While the display will be organized into six different galleries, each around a hyper-specific theme, they all exist under Sherlad’s denominating ethos: “[Art has] got to be about humanity first, and then everything else has to follow.”

Attendees will have an intimate, up-close experience and a window into Sherald’s work that invites commentary and contemplation in tandem. Pieces like “Kingdom” and “outside now” exist as triumphant chronologies into Black Americana — a young Black girl stands tall and proud atop a playground slide; a Black woman lavishly dressed in a fashion reminiscent of the 60s and adorned with a time-specific, larger-than-life pearl necklace exudes opulence, class, and societal prowess — narratives Black Americans were largely excluded from during racial segregation.

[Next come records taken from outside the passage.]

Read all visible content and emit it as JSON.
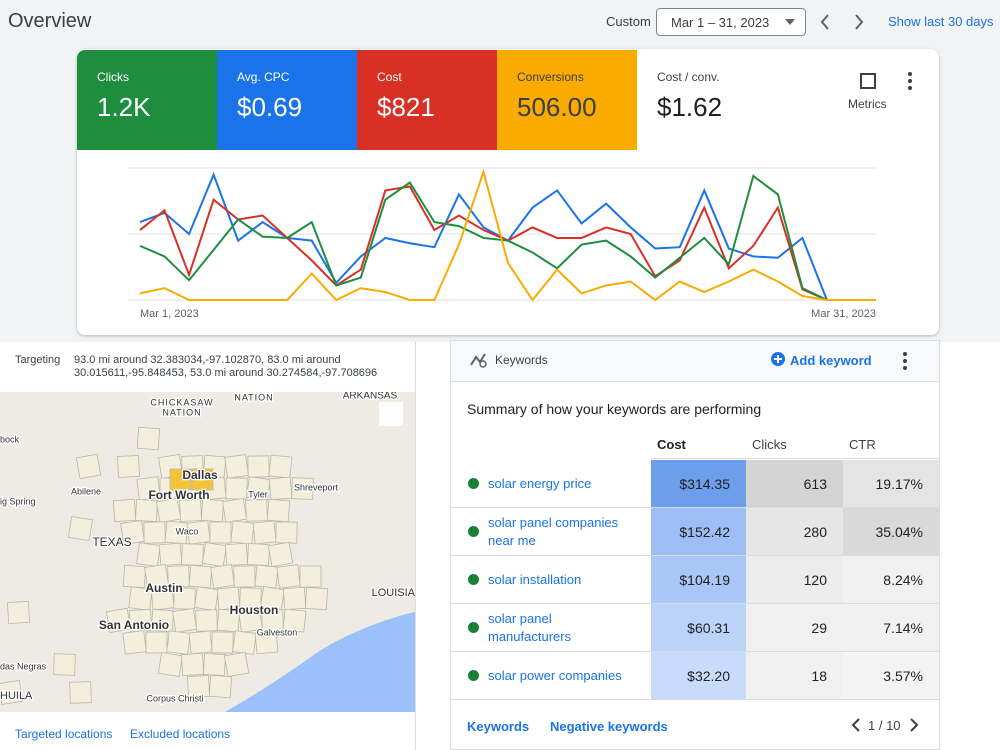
{
  "header": {
    "title": "Overview",
    "range_label": "Custom",
    "date_range": "Mar 1 – 31, 2023",
    "show_last": "Show last 30 days"
  },
  "metrics": [
    {
      "label": "Clicks",
      "value": "1.2K",
      "color": "#1e8e3e"
    },
    {
      "label": "Avg. CPC",
      "value": "$0.69",
      "color": "#1a73e8"
    },
    {
      "label": "Cost",
      "value": "$821",
      "color": "#d93025"
    },
    {
      "label": "Conversions",
      "value": "506.00",
      "color": "#f9ab00"
    },
    {
      "label": "Cost / conv.",
      "value": "$1.62",
      "color": "#ffffff"
    }
  ],
  "metrics_button": "Metrics",
  "chart_data": {
    "type": "line",
    "categories": [
      "Mar 1, 2023",
      null,
      null,
      null,
      null,
      null,
      null,
      null,
      null,
      null,
      null,
      null,
      null,
      null,
      null,
      null,
      null,
      null,
      null,
      null,
      null,
      null,
      null,
      null,
      null,
      null,
      null,
      null,
      null,
      null,
      "Mar 31, 2023"
    ],
    "ylim": [
      0,
      100
    ],
    "series": [
      {
        "color": "#1a73e8",
        "values": [
          59,
          66,
          50,
          95,
          45,
          59,
          47,
          45,
          13,
          33,
          47,
          43,
          40,
          80,
          55,
          45,
          70,
          83,
          58,
          73,
          55,
          39,
          40,
          83,
          39,
          33,
          32,
          47,
          0,
          0,
          0
        ]
      },
      {
        "color": "#d93025",
        "values": [
          53,
          68,
          19,
          76,
          61,
          64,
          47,
          30,
          11,
          23,
          83,
          86,
          53,
          64,
          53,
          45,
          55,
          47,
          47,
          55,
          50,
          18,
          30,
          70,
          24,
          41,
          70,
          8,
          0,
          0,
          0
        ]
      },
      {
        "color": "#1e8e3e",
        "values": [
          41,
          33,
          15,
          38,
          61,
          48,
          47,
          59,
          11,
          17,
          76,
          89,
          59,
          56,
          47,
          45,
          36,
          24,
          42,
          45,
          33,
          17,
          32,
          47,
          27,
          94,
          80,
          9,
          0,
          0,
          0
        ]
      },
      {
        "color": "#f9ab00",
        "values": [
          5,
          9,
          0,
          0,
          0,
          0,
          0,
          20,
          0,
          9,
          6,
          0,
          0,
          42,
          97,
          28,
          0,
          23,
          5,
          11,
          14,
          0,
          14,
          6,
          14,
          23,
          14,
          3,
          0,
          0,
          0
        ]
      }
    ]
  },
  "targeting": {
    "label": "Targeting",
    "text": "93.0 mi around 32.383034,-97.102870, 83.0 mi around 30.015611,-95.848453, 53.0 mi around 30.274584,-97.708696"
  },
  "map": {
    "labels": [
      "CHICKASAW",
      "NATION",
      "NATION",
      "ARKANSAS",
      "bock",
      "Dallas",
      "Fort Worth",
      "Abilene",
      "ig Spring",
      "Tyler",
      "Shreveport",
      "TEXAS",
      "Waco",
      "Austin",
      "LOUISIA",
      "Houston",
      "Galveston",
      "San Antonio",
      "das Negras",
      "HUILA",
      "Corpus Christi"
    ]
  },
  "location_tabs": [
    "Targeted locations",
    "Excluded locations"
  ],
  "keywords": {
    "title": "Keywords",
    "add": "Add keyword",
    "summary": "Summary of how your keywords are performing",
    "columns": [
      "Cost",
      "Clicks",
      "CTR"
    ],
    "rows": [
      [
        "solar energy price",
        "$314.35",
        "613",
        "19.17%"
      ],
      [
        "solar panel companies near me",
        "$152.42",
        "280",
        "35.04%"
      ],
      [
        "solar installation",
        "$104.19",
        "120",
        "8.24%"
      ],
      [
        "solar panel manufacturers",
        "$60.31",
        "29",
        "7.14%"
      ],
      [
        "solar power companies",
        "$32.20",
        "18",
        "3.57%"
      ]
    ],
    "tabs": [
      "Keywords",
      "Negative keywords"
    ],
    "pagination": "1 / 10"
  }
}
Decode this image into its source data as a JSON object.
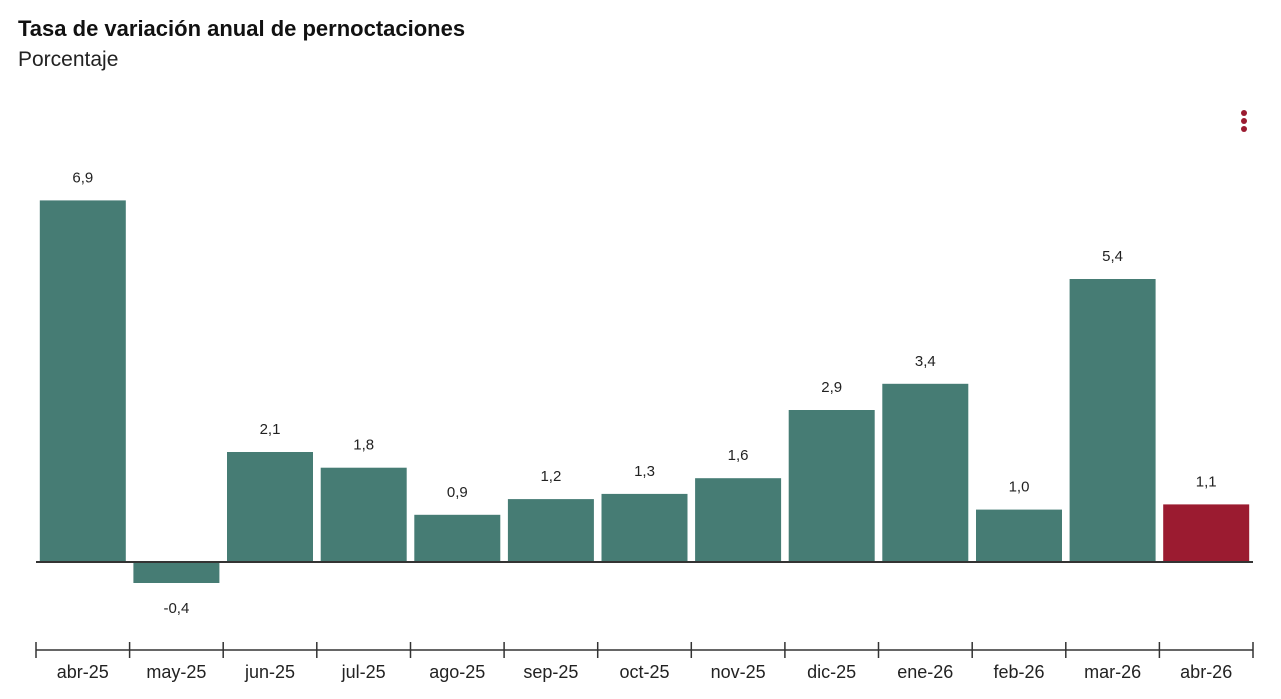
{
  "chart_data": {
    "type": "bar",
    "title": "Tasa de variación anual de pernoctaciones",
    "subtitle": "Porcentaje",
    "categories": [
      "abr-25",
      "may-25",
      "jun-25",
      "jul-25",
      "ago-25",
      "sep-25",
      "oct-25",
      "nov-25",
      "dic-25",
      "ene-26",
      "feb-26",
      "mar-26",
      "abr-26"
    ],
    "values": [
      6.9,
      -0.4,
      2.1,
      1.8,
      0.9,
      1.2,
      1.3,
      1.6,
      2.9,
      3.4,
      1.0,
      5.4,
      1.1
    ],
    "value_labels": [
      "6,9",
      "-0,4",
      "2,1",
      "1,8",
      "0,9",
      "1,2",
      "1,3",
      "1,6",
      "2,9",
      "3,4",
      "1,0",
      "5,4",
      "1,1"
    ],
    "highlight_index": 12,
    "colors": {
      "bar": "#467c74",
      "highlight": "#9b1b30",
      "axis": "#333333",
      "text": "#222222"
    },
    "grid": false,
    "legend": "none"
  },
  "menu": {
    "icon": "more-vertical-icon"
  }
}
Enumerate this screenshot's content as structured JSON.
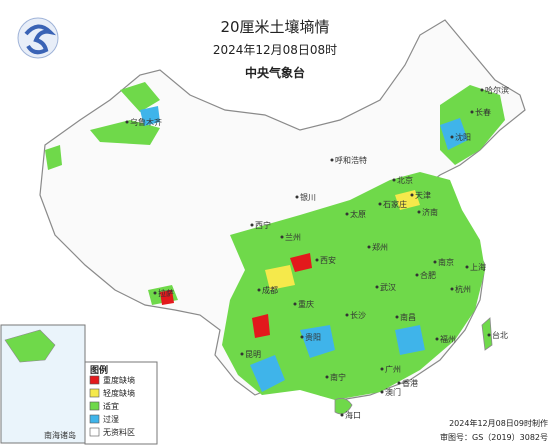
{
  "header": {
    "title": "20厘米土壤墒情",
    "time": "2024年12月08日08时",
    "agency": "中央气象台"
  },
  "legend": {
    "title": "图例",
    "items": [
      {
        "label": "重度缺墒",
        "color": "#e3191c"
      },
      {
        "label": "轻度缺墒",
        "color": "#f5e94b"
      },
      {
        "label": "适宜",
        "color": "#6fd94a"
      },
      {
        "label": "过湿",
        "color": "#3fb4ea"
      },
      {
        "label": "无资料区",
        "color": "#ffffff"
      }
    ]
  },
  "cities": [
    "哈尔滨",
    "长春",
    "沈阳",
    "乌鲁木齐",
    "呼和浩特",
    "北京",
    "天津",
    "石家庄",
    "太原",
    "济南",
    "银川",
    "西宁",
    "兰州",
    "西安",
    "郑州",
    "拉萨",
    "成都",
    "重庆",
    "贵阳",
    "昆明",
    "长沙",
    "武汉",
    "南京",
    "合肥",
    "上海",
    "杭州",
    "南昌",
    "福州",
    "台北",
    "广州",
    "南宁",
    "香港",
    "澳门",
    "海口"
  ],
  "inset": {
    "label": "南海诸岛"
  },
  "footer": {
    "made": "2024年12月08日09时制作",
    "approval": "审图号：GS（2019）3082号"
  }
}
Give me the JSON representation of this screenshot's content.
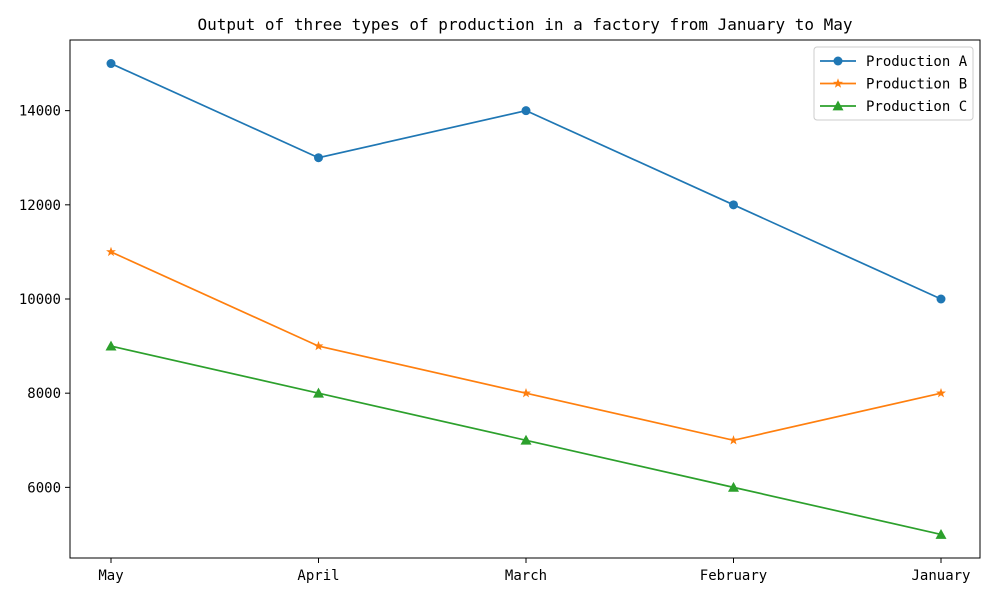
{
  "chart_data": {
    "type": "line",
    "title": "Output of three types of production in a factory from January to May",
    "xlabel": "",
    "ylabel": "",
    "categories": [
      "May",
      "April",
      "March",
      "February",
      "January"
    ],
    "yticks": [
      6000,
      8000,
      10000,
      12000,
      14000
    ],
    "ylim": [
      4500,
      15500
    ],
    "grid": false,
    "legend_position": "top-right",
    "series": [
      {
        "name": "Production A",
        "values": [
          15000,
          13000,
          14000,
          12000,
          10000
        ],
        "color": "#1f77b4",
        "marker": "circle"
      },
      {
        "name": "Production B",
        "values": [
          11000,
          9000,
          8000,
          7000,
          8000
        ],
        "color": "#ff7f0e",
        "marker": "star"
      },
      {
        "name": "Production C",
        "values": [
          9000,
          8000,
          7000,
          6000,
          5000
        ],
        "color": "#2ca02c",
        "marker": "triangle"
      }
    ]
  }
}
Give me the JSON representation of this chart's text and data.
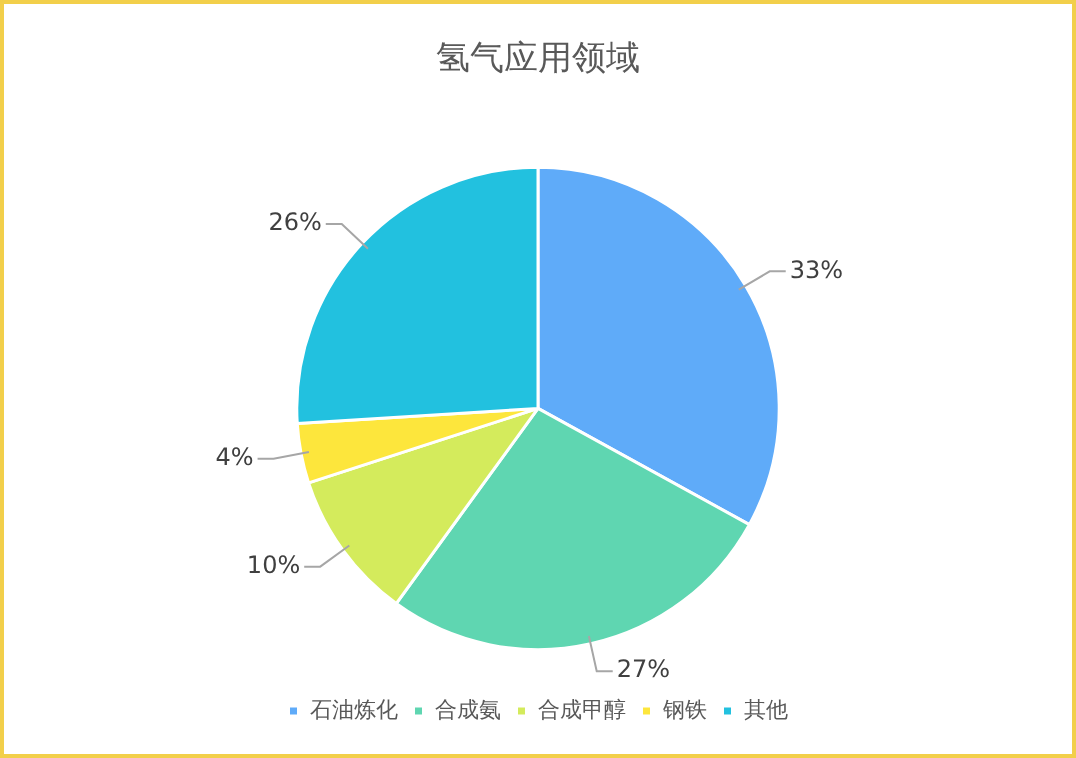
{
  "chart_data": {
    "type": "pie",
    "title": "氢气应用领域",
    "categories": [
      "石油炼化",
      "合成氨",
      "合成甲醇",
      "钢铁",
      "其他"
    ],
    "values": [
      33,
      27,
      10,
      4,
      26
    ],
    "colors": [
      "#5fabf9",
      "#5fd6b1",
      "#d4eb5c",
      "#fde63c",
      "#22c1df"
    ],
    "value_labels": [
      "33%",
      "27%",
      "10%",
      "4%",
      "26%"
    ],
    "legend": "bottom"
  }
}
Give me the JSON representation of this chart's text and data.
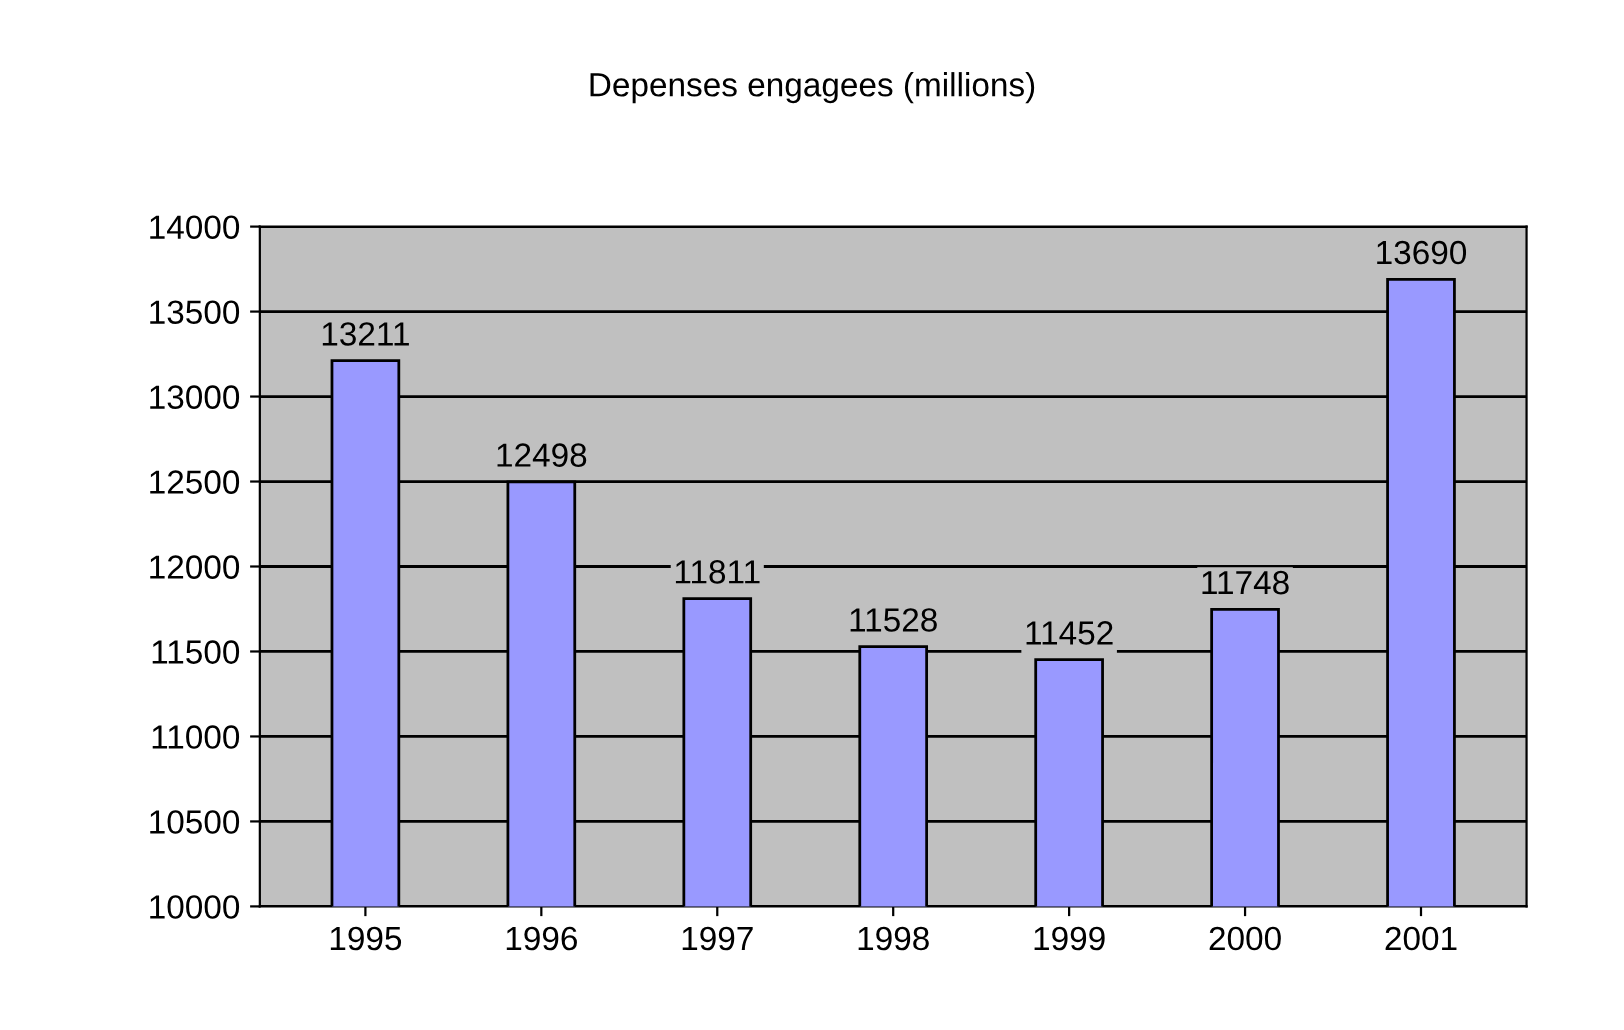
{
  "chart_data": {
    "type": "bar",
    "title": "Depenses engagees (millions)",
    "categories": [
      "1995",
      "1996",
      "1997",
      "1998",
      "1999",
      "2000",
      "2001"
    ],
    "values": [
      13211,
      12498,
      11811,
      11528,
      11452,
      11748,
      13690
    ],
    "color": "#9999ff",
    "ylim": [
      10000,
      14000
    ],
    "yticks": [
      10000,
      10500,
      11000,
      11500,
      12000,
      12500,
      13000,
      13500,
      14000
    ],
    "grid": "y",
    "data_labels": true
  }
}
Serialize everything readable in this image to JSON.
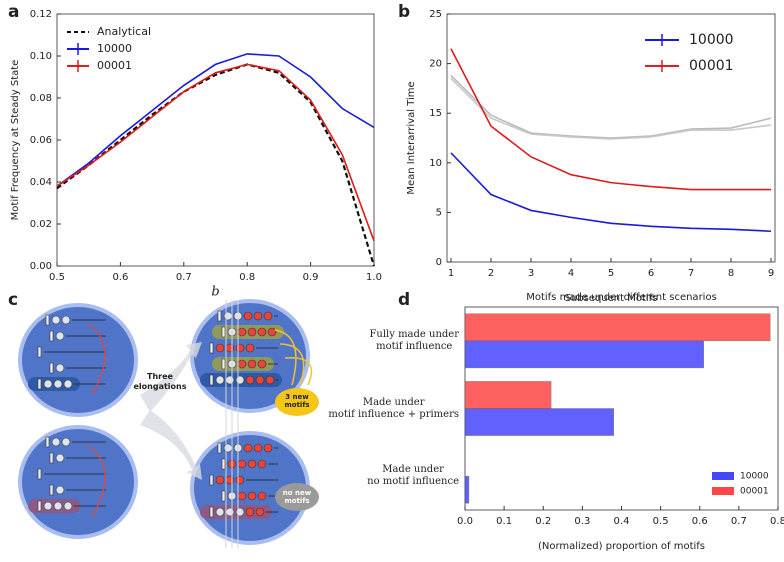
{
  "chart_data": [
    {
      "panel": "a",
      "type": "line",
      "xlabel": "b",
      "ylabel": "Motif Frequency at Steady State",
      "x": [
        0.5,
        0.55,
        0.6,
        0.65,
        0.7,
        0.75,
        0.8,
        0.85,
        0.9,
        0.95,
        1.0
      ],
      "series": [
        {
          "name": "Analytical",
          "color": "#111111",
          "linestyle": "dashed",
          "values": [
            0.037,
            0.048,
            0.06,
            0.072,
            0.083,
            0.091,
            0.096,
            0.092,
            0.078,
            0.05,
            0.0
          ]
        },
        {
          "name": "10000",
          "color": "#1a1adb",
          "linestyle": "solid",
          "values": [
            0.038,
            0.049,
            0.062,
            0.074,
            0.086,
            0.096,
            0.101,
            0.1,
            0.09,
            0.075,
            0.066
          ]
        },
        {
          "name": "00001",
          "color": "#e01b1b",
          "linestyle": "solid",
          "values": [
            0.038,
            0.048,
            0.059,
            0.071,
            0.083,
            0.092,
            0.096,
            0.093,
            0.079,
            0.053,
            0.012
          ]
        }
      ],
      "xlim": [
        0.5,
        1.0
      ],
      "ylim": [
        0,
        0.12
      ],
      "xticks": [
        0.5,
        0.6,
        0.7,
        0.8,
        0.9,
        {
          "value": 1.0,
          "label": "1.0"
        }
      ],
      "yticks": [
        {
          "value": 0,
          "label": "0.00"
        },
        {
          "value": 0.02,
          "label": "0.02"
        },
        {
          "value": 0.04,
          "label": "0.04"
        },
        {
          "value": 0.06,
          "label": "0.06"
        },
        {
          "value": 0.08,
          "label": "0.08"
        },
        {
          "value": 0.1,
          "label": "0.10"
        },
        {
          "value": 0.12,
          "label": "0.12"
        }
      ],
      "legend": "upper left"
    },
    {
      "panel": "b",
      "type": "line",
      "xlabel": "Subsequent Motifs",
      "ylabel": "Mean Interarrival Time",
      "x": [
        1,
        2,
        3,
        4,
        5,
        6,
        7,
        8,
        9
      ],
      "series": [
        {
          "color": "#bbbbbb",
          "linestyle": "solid",
          "values": [
            18.8,
            14.8,
            13.0,
            12.7,
            12.5,
            12.7,
            13.4,
            13.5,
            14.5
          ]
        },
        {
          "color": "#c8c8c8",
          "linestyle": "solid",
          "values": [
            18.5,
            14.5,
            12.9,
            12.6,
            12.4,
            12.6,
            13.3,
            13.3,
            13.8
          ]
        },
        {
          "name": "10000",
          "color": "#1a1adb",
          "linestyle": "solid",
          "values": [
            11.0,
            6.8,
            5.2,
            4.5,
            3.9,
            3.6,
            3.4,
            3.3,
            3.1
          ]
        },
        {
          "name": "00001",
          "color": "#e01b1b",
          "linestyle": "solid",
          "values": [
            21.5,
            13.7,
            10.6,
            8.8,
            8.0,
            7.6,
            7.3,
            7.3,
            7.3
          ]
        }
      ],
      "xlim": [
        0.9,
        9.1
      ],
      "ylim": [
        0,
        25
      ],
      "xticks": [
        1,
        2,
        3,
        4,
        5,
        6,
        7,
        8,
        9
      ],
      "yticks": [
        0,
        5,
        10,
        15,
        20,
        25
      ],
      "legend": "upper right"
    },
    {
      "panel": "d",
      "type": "hbar",
      "title": "Motifs made under different scenarios",
      "xlabel": "(Normalized) proportion of motifs",
      "categories": [
        "Fully made under\nmotif influence",
        "Made under\nmotif influence + primers",
        "Made under\nno motif influence"
      ],
      "series": [
        {
          "name": "10000",
          "color": "#4646ff",
          "values": [
            0.61,
            0.38,
            0.01
          ]
        },
        {
          "name": "00001",
          "color": "#ff4646",
          "values": [
            0.78,
            0.22,
            0.0
          ]
        }
      ],
      "xlim": [
        0,
        0.8
      ],
      "xticks": [
        {
          "value": 0,
          "label": "0.0"
        },
        0.1,
        0.2,
        0.3,
        0.4,
        0.5,
        0.6,
        0.7,
        0.8
      ],
      "legend": "lower right"
    }
  ],
  "diagram": {
    "panel": "c",
    "middle_label": "Three elongations",
    "top_result": "3 new motifs",
    "bottom_result": "no new motifs"
  }
}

The flouncy turquoise dress washes down Breona Taylor like a dreamscape, allowing for dignity and grace to come to our collective shores — things her murder at the hands of Louisville Metro Police officers tried to take away. 

Then there’s Michelle’s “groundbreaking” portrait. The painting is the first commissioned portrait of an American First Lady created and painted by a Black woman — trading traditional, Colonial-era painting methods for more urban contemporary stylings, which made for unlike any others seen in official presidential portraits.

“Amy Sherald: American Sublime” will undoubtedly be one of this fall’s most popular and impactful art exhibits in San Francisco. And it could be years (or more) before Michelle’s iconic portrait comes back to the SF Bay Area for public viewing.